Armenia is a town in Juneau County, Wisconsin, United States. The population was 705 at the 2020 census. The unincorporated community of New Miner is located in the town.

==Geography==
According to the United States Census Bureau, the town has a total area of 77.7 square miles (201.2 km^{2}), of which, 66 square miles (170.9 km^{2}) is land and 11.7 square miles (30.3 km^{2}) (15.05%) is water.

==Demographics==
As of the census of 2000, there were 707 people, 267 households, and 190 families residing in the town. The population density was 10.7 people per square mile (4.1/km^{2}). There were 448 housing units at an average density of 6.8 per square mile (2.6/km^{2}). The racial makeup of the town was 90.1% White, 0.14% African American, 0.71% Native American, 0.14% Pacific Islander, 7.92% from other races, and 0.99% from two or more races.
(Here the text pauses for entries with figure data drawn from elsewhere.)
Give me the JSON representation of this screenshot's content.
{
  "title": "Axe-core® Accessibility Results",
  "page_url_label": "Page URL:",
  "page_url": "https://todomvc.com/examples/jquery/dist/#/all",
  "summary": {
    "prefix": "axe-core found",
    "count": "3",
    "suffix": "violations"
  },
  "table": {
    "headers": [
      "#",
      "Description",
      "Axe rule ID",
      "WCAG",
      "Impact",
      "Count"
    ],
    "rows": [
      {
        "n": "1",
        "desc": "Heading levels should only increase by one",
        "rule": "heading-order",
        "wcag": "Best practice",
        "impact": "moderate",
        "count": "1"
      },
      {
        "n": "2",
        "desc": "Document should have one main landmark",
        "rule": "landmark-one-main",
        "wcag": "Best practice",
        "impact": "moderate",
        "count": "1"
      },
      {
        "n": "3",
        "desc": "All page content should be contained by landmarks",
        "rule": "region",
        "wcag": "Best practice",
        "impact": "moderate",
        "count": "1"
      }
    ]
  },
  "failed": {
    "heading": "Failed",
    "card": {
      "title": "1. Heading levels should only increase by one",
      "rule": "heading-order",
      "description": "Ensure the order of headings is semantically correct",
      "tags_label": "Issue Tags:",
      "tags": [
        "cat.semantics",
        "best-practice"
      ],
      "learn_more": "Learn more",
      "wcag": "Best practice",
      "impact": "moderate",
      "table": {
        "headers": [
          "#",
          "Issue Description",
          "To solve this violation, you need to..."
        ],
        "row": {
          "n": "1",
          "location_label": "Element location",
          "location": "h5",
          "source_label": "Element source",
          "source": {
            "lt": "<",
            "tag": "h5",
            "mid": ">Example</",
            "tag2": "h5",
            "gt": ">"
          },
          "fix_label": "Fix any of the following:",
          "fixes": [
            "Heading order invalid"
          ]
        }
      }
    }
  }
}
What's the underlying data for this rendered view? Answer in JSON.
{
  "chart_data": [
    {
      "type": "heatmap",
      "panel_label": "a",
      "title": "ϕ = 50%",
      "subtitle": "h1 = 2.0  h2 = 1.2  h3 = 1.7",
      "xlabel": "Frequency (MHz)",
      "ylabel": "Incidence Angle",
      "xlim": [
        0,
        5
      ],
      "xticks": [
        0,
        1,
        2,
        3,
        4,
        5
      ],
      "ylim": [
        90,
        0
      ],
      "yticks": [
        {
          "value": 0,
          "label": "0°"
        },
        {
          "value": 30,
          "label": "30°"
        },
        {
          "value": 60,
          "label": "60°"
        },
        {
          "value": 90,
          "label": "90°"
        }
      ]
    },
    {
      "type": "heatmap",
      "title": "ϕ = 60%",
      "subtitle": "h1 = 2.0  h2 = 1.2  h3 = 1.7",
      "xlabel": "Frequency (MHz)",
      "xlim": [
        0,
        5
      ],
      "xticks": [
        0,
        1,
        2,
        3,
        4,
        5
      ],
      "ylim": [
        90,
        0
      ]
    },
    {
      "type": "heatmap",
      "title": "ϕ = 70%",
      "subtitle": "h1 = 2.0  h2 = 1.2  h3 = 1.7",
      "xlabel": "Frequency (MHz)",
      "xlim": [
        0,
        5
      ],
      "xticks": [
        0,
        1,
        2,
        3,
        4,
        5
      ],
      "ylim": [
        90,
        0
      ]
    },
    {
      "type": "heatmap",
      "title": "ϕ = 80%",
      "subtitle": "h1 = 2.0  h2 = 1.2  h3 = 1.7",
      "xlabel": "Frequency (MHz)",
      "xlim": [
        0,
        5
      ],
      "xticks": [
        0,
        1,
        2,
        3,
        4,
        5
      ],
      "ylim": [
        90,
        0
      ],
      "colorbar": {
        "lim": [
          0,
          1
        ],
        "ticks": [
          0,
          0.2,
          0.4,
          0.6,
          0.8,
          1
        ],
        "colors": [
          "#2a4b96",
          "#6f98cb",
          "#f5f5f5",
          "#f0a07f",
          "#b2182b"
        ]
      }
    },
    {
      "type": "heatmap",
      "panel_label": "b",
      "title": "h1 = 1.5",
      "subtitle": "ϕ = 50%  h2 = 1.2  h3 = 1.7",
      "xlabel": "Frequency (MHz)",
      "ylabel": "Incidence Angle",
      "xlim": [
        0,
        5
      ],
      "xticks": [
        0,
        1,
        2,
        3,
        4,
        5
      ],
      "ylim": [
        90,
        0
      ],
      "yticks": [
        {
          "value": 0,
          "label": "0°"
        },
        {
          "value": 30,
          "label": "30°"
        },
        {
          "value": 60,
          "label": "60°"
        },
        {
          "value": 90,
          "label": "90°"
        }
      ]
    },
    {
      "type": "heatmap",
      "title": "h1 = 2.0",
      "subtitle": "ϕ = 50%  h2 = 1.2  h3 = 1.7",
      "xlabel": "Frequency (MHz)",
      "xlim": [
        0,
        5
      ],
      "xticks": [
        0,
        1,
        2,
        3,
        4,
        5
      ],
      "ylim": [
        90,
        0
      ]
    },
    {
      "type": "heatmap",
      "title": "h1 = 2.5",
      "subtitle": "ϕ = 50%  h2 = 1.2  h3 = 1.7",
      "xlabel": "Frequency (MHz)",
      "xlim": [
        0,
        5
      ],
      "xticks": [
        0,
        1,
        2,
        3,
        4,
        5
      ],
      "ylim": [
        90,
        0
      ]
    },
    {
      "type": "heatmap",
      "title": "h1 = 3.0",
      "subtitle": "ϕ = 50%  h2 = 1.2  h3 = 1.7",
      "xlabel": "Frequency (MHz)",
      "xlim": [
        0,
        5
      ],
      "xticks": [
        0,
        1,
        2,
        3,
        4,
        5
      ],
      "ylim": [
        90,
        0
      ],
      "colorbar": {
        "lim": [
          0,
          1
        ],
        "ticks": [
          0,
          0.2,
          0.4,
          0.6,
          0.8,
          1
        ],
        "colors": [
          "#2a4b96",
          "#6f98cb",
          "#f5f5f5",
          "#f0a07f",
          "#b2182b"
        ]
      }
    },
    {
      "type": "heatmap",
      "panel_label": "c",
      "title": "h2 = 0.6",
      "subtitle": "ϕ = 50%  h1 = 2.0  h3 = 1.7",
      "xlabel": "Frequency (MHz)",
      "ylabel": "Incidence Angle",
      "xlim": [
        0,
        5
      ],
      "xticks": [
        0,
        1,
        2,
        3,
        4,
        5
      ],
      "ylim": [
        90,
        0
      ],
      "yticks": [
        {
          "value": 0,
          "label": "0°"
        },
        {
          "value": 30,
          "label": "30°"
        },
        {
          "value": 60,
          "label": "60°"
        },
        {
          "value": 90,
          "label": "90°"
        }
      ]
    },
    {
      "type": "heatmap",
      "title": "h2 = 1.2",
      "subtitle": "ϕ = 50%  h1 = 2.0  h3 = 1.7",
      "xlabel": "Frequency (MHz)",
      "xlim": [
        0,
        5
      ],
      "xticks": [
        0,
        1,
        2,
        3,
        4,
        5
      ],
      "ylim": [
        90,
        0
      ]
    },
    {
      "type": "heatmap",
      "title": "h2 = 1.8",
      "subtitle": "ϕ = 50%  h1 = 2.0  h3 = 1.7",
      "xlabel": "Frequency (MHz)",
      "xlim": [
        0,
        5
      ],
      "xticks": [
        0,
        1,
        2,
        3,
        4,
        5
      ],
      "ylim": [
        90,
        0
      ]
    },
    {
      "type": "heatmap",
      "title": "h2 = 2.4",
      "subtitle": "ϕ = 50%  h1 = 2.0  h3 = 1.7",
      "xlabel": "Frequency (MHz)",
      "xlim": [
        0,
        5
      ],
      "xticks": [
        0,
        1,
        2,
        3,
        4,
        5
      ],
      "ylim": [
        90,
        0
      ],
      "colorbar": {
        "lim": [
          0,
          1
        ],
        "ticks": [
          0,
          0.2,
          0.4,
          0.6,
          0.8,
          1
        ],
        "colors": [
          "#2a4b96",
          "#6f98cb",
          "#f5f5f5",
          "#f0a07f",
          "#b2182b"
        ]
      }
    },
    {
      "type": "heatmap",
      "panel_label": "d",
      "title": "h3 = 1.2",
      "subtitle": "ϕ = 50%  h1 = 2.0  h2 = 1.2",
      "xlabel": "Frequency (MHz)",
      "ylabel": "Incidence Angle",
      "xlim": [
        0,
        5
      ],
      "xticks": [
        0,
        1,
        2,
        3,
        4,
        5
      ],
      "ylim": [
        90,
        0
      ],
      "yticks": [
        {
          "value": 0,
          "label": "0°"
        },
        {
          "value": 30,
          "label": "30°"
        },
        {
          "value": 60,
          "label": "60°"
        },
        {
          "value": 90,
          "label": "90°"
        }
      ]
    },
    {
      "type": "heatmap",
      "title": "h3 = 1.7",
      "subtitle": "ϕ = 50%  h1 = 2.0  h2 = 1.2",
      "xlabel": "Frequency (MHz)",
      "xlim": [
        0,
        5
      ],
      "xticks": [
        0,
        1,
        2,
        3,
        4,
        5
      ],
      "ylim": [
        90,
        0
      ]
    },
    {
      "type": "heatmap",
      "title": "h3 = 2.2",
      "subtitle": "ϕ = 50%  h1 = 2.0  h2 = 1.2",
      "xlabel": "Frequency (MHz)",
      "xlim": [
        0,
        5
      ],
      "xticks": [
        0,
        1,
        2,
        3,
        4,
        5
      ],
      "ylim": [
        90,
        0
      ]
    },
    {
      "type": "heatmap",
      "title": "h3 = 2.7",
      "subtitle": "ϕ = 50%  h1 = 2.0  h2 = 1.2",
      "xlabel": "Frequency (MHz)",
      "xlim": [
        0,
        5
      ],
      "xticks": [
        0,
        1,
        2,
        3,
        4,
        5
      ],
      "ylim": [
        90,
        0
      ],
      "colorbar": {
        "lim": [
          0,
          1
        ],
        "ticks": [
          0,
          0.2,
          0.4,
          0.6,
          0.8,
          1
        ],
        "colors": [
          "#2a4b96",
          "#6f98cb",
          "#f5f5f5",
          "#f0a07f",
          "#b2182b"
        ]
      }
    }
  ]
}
Hispanic or Latino people of any race were 9.34% of the population.

There were 267 households, out of which 28.5% had children under the age of 18 living with them, 56.9% were married couples living together, 8.6% had a female householder with no husband present, and 28.5% were non-families. 23.6% of all households were made up of individuals, and 9% had someone living alone who was 65 years of age or older. The average household size was 2.61 and the average family size was 3.08.

In the town, the population was spread out, with 26.3% under the age of 18, 6.4% from 18 to 24, 28.6% from 25 to 44, 25.2% from 45 to 64, and 13.6% who were 65 years of age or older. The median age was 38 years. For every 100 females, there were 125.2 males. For every 100 females age 18 and over, there were 118 males.

The median income for a household in the town was $35,568, and the median income for a family was $39,063. Males had a median income of $27,750 versus $22,500 for females. The per capita income for the town was $19,539. About 7.1% of families and 11.2% of the population were below the poverty line, including 3.1% of those under age 18 and 22.8% of those age 65 or over.